The Japanese economy was in recession when the virus struck. GDP fell 1.8% in the fourth quarter of 2019 and experienced a further small fall in quarter 1 2020. Japan’s decline of 7.9% in the second quarter was a large fall by historic standards but was at the lower end of declines worldwide as economies were placed into lockdown.

Japan decided on a middle course in its response to the pandemic. Its government did not impose draconian lockdown controls, but it did declare an overall state of emergency and encouraged companies and individuals to behave differently to contain the spread of the disease. This was relatively successful. Businesses opened doors to improve ventilation, reduced social contacts and imposed social distancing. Individuals wore masks and behaved cautiously. As a result of that or other factors, Japan has experienced fewer deaths than the large European countries despite having double their populations.

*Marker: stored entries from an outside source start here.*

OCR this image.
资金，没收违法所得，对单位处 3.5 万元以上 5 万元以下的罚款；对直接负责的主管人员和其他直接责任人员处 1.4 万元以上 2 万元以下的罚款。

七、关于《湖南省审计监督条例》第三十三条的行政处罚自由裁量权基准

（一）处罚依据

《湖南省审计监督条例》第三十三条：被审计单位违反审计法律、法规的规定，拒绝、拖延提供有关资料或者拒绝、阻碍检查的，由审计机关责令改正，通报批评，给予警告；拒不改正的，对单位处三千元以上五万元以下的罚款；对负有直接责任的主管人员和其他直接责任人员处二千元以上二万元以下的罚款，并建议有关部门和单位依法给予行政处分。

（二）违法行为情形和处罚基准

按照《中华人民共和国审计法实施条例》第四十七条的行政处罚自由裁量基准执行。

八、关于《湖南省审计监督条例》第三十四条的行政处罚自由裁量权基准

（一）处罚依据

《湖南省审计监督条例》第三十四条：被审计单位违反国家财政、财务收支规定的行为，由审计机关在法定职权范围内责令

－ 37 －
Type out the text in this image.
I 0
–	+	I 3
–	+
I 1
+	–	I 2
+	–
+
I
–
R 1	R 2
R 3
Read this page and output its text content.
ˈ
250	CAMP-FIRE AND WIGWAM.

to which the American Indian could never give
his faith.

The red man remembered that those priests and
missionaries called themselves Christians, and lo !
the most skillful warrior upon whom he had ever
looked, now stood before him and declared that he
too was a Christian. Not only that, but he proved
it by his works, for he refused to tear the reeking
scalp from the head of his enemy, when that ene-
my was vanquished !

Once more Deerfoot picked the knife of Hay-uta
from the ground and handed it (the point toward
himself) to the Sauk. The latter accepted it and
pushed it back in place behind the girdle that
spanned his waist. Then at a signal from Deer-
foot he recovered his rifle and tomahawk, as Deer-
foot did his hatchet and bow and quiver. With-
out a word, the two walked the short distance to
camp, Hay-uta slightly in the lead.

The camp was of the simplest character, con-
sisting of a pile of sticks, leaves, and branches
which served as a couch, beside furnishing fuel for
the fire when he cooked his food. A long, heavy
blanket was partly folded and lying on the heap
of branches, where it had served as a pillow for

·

The new Prime Minister stresses continuity with his long-serving predecessor and wishes to press on with his policies.

Japan has long been criticised in the West by commentators pointing to the slow rate of GDP growth since the spectacular crash of the early 1990s. An ageing society with little migration has generated large surpluses in both the household and corporate sectors. Companies have lacked enthusiasm for major investment and individuals have saved rather than consuming more than they earn. The country has also earned consistent balance of payments surpluses, exporting more than it imports.

Ballooning debt

To balance the economy the government has ended up borrowing huge sums to absorb the surpluses of the other three sectors. Western critics condemn the high levels of state debt, now over 250% of GDP and worry over how sustainable this model is. In practice, it has proved to be long-lasting and stable, thanks to the fact that the Japanese owe practically all the money to themselves. It is owed in yen which they can print, and the interest rates on the debt have stayed around zero.